Vingt-quatre propositions pour performer un mécanisme très insuffisant

26 octobre 2017
Vigne

Sept rapporteurs missionnés par le CGAER ont dressé un état des lieux des outils de gestion actuels. Ils évoquent, parmi les 24 propositions présentées, dans quelle condition une épargne de précaution pourrait être mise en place.

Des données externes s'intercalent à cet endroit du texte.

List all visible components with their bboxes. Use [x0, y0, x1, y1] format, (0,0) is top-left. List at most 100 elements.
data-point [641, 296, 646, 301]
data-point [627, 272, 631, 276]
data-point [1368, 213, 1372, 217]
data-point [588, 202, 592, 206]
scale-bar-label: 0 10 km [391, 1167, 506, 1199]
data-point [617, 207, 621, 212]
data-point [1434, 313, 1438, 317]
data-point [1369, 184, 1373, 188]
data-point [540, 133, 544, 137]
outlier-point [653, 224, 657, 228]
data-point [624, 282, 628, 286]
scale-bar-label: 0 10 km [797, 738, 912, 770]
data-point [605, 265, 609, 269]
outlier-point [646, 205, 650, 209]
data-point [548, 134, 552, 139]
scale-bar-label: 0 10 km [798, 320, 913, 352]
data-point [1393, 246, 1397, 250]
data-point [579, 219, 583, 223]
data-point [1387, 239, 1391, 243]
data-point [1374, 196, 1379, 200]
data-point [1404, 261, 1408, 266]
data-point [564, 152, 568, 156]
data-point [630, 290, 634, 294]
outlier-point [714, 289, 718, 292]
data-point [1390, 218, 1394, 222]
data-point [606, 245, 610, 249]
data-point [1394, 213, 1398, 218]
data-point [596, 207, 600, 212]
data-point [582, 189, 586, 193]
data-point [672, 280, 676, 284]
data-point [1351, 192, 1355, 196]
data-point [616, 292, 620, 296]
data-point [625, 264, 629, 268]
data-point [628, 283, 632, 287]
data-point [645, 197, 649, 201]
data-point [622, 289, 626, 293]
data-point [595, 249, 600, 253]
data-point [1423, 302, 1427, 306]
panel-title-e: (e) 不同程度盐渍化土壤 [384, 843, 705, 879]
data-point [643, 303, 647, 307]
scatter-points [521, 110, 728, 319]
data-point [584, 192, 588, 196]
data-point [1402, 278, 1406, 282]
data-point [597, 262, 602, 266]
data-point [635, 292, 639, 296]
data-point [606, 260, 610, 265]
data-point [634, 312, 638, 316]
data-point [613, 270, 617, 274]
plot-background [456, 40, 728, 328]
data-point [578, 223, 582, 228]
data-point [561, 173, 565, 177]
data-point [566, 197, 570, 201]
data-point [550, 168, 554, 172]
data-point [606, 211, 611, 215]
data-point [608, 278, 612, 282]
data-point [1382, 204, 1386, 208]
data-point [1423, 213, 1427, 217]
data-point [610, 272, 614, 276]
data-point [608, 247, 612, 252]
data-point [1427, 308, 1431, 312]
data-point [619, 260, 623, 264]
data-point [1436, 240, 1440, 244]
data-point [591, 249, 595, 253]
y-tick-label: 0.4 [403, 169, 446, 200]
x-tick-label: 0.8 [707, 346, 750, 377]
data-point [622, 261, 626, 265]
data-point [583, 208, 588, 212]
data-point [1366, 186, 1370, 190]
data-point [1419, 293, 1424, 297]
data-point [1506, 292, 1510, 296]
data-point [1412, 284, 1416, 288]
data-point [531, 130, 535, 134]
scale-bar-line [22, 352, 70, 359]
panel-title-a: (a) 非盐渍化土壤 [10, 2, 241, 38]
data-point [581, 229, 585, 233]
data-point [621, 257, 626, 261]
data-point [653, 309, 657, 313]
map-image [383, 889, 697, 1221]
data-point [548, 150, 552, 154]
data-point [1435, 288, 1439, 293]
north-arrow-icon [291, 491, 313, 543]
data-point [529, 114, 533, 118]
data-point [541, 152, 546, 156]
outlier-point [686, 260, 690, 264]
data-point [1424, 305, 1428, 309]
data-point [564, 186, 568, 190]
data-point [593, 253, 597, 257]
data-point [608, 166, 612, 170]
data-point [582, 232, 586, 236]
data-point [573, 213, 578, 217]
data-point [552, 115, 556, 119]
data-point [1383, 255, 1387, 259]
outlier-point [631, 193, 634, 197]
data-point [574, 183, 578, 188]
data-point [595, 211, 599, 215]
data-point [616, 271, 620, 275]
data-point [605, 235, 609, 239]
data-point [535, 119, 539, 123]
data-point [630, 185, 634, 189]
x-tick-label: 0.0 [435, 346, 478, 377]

La réforme de la PAC 2020 constitue une opportunité pour performer les outils de gestion des risques en agriculture. L’an passé, Stéphane Le Foll, alors ministre de l’agriculture, a missionné le Conseil général de l’alimentation, de l’agriculture et des espaces ruraux ( CGAAER ) pour « dresser un état des lieux et examiner les conditions dans lesquelles une épargne de précaution pourrait être mise en oeuvre et pour formuler toute proposition pour asseoir le développement des différents types d’assurances des exploitations agricoles ». Parmi leurs vingt-quatre propositions, les rapporteurs remettent au gout du jour un dispositif prévu depuis 2013 ( dans le cadre de la réforme de la PAC ) qui n’a rencontré aucun succès. Il s’agit du fonds mutuel de stabilisation des revenus alimenté par des cotisations des agriculteurs ( la dotation publique initiale du fonds est interdite ). « L’aide, limitée à 65 % des coûts admissibles, est accordée dans les cas où le revenu annuel moyen de l’agriculteur baisse de plus de 30 % », écrivent les rapporteurs. Outre une cotisation forfaitaire de 50 €, le fonds serait approvisionné par un prélèvement de 5 %. Pour remplacer la déduction pour aléas, ces mêmes rapporteurs proposent la constitution d’une épargne de précaution volontaire. Le montant du capital serait plafonné à 150 000 € durant 7 ans. L’épargne serait défiscalisée à l’entrée et défiscalisée à la sortie. Les versements seraient plafonnés ou non.

Assurance

Quant au contrat d’assurance récolte, les critères de souscription doivent être une fois pour toutes stabilisés. Parfois, les agriculteurs ne savent pas quelle sera leur prise en charge quand ils souscrivent un nouveau contrat. Par ailleurs, les tarifs de ces contrats pourraient être encadrés surtout s’ils sont généralisés. « Alors que la subvention est aujourd’hui fondue au sein d’une ligne ‘’aides PAC’’ dans la déclaration TéléPAC, le libellé pourrait être modifié pour faire apparaître une ligne « subvention à l’assurance-récoltes », écrivent ainsi les auteurs du rapport. Une proposition conditionne également le subventionnement des contrats d’assurance à l’adoption de mesure de prévention sur la gestion du parc matériel par exemple. Les plans d’installation des jeunes agriculteurs pourraient aussi contenir un volet gestion des risques de l’exploitation qu’ils vont reprendre. La proposition des rapporteurs visant à mutualiser davantage les risques, sur des surfaces plus importantes, en intégrant les prairies ou en assurant les cultures à l’échelle de l’exploitation, s’avère plus réaliste. Le seuil de franchise serait alors baissé à 20 %. Les aides PAC pourraient aussi être conditionnées par la souscription d’un contrat d’assurance. Enfin, deux autres propositions sont contenues dans le rapport : « si les contrats socles se développent, la puissance publique pourrait à terme réduire le taux de subvention, sauf à ce que celle-ci devienne une composante importante de la future PAC », écrivent les rapporteurs. Par ailleurs, les expériences conduites sur « l’assurance chiffre d’affaires » présentent un grand intérêt mais les rapporteurs ont conscience que le secteur agricole ne peut porter seul ce risque lorsque les prix sont durablement bas.